I’m going to get over whatever this sickness is, and my back is going to improve. I don’t mean that to sound arrogant; I just know that sicknesses go away, and my back has been messed up like this before and gotten better. What all this has reminded me, though, is how quickly life can change. In this case, the changes have been purely physical. In other instances, though, they can be mental. And heartbreaking.

One of the stories that broke while I’ve been laid up this week was the one concerning Randy Quaid. As I watched 635586404474725712-Randy-Quaidhim bizarrely rant against Rupert Murdoch and Warner Bros., sporting that long white beard but still speaking like the Cousin Eddie I remember, I thought of all the people I’ve known who have done things I never expected them to. I don’t just mean they were mean when I didn’t expect them to be or they had some type of moral failure; I mean they went freaking nuts.

They changed. One day they were normal; the next thing I knew, they weren’t.

What happened?

Life and health are precious things. They have to be guarded and protected. Mental health is no different, though.
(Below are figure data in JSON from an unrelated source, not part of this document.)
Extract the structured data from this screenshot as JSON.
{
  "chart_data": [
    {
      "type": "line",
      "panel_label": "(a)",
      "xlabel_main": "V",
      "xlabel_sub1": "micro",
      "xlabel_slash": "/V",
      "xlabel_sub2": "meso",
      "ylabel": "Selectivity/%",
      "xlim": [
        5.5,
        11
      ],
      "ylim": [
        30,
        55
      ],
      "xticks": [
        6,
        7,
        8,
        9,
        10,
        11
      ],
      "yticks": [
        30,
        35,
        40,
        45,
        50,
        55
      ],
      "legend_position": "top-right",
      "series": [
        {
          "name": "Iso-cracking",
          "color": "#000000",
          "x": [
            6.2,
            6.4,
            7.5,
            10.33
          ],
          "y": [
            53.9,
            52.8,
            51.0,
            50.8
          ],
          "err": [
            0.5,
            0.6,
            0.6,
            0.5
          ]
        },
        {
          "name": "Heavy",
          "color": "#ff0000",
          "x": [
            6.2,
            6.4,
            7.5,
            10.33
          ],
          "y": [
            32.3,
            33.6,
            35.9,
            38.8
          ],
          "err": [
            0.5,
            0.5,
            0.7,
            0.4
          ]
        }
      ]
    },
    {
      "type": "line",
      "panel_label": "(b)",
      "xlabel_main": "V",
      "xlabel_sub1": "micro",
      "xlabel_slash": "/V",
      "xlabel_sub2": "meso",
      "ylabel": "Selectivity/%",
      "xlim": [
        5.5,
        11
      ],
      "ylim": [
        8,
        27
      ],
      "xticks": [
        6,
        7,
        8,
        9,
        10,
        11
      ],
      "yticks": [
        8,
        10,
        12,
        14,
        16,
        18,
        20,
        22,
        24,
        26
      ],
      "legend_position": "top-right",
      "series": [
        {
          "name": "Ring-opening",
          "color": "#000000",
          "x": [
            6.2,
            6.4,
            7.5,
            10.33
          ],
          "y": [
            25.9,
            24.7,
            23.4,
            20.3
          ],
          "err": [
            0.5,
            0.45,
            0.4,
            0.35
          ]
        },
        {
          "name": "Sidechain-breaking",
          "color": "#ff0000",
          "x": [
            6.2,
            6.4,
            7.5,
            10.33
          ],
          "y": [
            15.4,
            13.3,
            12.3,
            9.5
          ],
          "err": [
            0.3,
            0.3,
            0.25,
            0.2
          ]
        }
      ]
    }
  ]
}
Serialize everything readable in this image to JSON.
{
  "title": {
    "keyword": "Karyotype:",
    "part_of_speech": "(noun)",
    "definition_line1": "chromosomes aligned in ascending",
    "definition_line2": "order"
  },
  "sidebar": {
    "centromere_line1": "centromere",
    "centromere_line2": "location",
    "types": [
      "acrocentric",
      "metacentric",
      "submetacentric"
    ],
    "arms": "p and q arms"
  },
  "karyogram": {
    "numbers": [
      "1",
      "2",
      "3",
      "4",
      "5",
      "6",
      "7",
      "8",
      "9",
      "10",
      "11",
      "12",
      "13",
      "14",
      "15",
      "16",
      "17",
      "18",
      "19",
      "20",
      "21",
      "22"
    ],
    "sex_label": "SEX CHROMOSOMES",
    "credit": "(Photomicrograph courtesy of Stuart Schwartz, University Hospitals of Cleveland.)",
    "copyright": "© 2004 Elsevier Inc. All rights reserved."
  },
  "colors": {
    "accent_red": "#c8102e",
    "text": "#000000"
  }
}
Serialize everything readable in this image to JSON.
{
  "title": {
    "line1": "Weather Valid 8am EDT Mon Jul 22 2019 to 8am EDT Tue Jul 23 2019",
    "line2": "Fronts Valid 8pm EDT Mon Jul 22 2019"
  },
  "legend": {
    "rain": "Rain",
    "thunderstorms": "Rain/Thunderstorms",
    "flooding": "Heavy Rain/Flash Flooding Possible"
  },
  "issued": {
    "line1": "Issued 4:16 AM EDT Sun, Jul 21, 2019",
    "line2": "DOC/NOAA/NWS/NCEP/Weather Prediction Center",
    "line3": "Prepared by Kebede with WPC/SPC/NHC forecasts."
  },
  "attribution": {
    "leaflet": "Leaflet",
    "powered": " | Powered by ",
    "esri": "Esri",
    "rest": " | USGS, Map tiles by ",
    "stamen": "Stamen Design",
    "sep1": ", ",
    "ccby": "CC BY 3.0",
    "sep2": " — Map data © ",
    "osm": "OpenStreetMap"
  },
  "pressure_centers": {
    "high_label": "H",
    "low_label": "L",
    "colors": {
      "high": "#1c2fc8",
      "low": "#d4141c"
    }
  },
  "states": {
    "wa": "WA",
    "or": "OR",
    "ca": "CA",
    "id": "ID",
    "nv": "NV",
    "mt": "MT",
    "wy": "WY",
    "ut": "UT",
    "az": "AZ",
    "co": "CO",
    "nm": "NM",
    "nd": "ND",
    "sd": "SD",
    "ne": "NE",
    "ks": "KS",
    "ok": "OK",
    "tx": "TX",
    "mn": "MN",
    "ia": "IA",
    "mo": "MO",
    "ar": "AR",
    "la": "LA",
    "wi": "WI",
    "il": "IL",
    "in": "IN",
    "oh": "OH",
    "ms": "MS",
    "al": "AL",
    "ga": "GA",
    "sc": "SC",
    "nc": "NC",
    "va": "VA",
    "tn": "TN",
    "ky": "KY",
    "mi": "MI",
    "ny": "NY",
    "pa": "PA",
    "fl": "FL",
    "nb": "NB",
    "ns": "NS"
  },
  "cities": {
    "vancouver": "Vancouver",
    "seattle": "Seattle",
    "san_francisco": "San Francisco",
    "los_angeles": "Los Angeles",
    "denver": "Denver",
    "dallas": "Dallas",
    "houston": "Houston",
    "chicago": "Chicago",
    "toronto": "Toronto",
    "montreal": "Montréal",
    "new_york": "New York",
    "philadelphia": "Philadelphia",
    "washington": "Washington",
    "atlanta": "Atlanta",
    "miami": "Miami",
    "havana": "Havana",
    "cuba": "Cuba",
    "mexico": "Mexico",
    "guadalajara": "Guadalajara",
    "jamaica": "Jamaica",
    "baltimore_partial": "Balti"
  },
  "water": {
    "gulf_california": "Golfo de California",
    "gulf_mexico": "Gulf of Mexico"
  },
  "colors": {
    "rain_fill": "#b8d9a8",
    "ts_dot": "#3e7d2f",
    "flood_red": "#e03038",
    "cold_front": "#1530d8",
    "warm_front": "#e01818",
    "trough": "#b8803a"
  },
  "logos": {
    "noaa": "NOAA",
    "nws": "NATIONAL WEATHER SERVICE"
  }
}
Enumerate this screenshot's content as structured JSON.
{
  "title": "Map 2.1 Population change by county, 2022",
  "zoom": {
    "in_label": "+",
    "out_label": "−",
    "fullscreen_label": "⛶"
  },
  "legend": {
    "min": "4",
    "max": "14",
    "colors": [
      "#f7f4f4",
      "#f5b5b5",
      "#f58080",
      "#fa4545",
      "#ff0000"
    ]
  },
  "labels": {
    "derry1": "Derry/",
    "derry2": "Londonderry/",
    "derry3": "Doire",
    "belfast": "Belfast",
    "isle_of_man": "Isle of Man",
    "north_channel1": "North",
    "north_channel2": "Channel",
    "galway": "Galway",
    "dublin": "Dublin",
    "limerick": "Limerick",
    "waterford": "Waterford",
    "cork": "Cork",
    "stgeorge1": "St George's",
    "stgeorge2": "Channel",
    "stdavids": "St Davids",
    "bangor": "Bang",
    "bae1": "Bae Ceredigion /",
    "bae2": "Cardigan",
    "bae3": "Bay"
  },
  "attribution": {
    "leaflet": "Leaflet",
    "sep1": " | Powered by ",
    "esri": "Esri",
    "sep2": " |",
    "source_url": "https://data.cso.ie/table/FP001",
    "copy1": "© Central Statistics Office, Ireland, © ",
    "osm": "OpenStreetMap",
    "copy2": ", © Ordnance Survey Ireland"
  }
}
Just as whatever sickness I had developed in my body and my back trouble accumulated over time, falling from healthy thought into mental illness or struggle is not something that just happens in an instant, no matter how sudden it may seem to us. Just as I couldn’t see any of the physical problems I’ve experienced this week coming, however, we rarely see mental difficulties setting upon us. One day, we’re just there, and then we have to figure out how to get back.

I’ve never become ill and not believed I would get better, but the day will eventually come when that happens. It’s not today, though. I have lived under the impression I would be depressed forever, and that is faulty thinking I have to battle every day. One day I was healthy; next day I wasn’t. I will be again, though. Whether you have suddenly awakened to the fact you are depressed or anxious or addicted, you can be okay again.

One day you were well. I want you to be well again.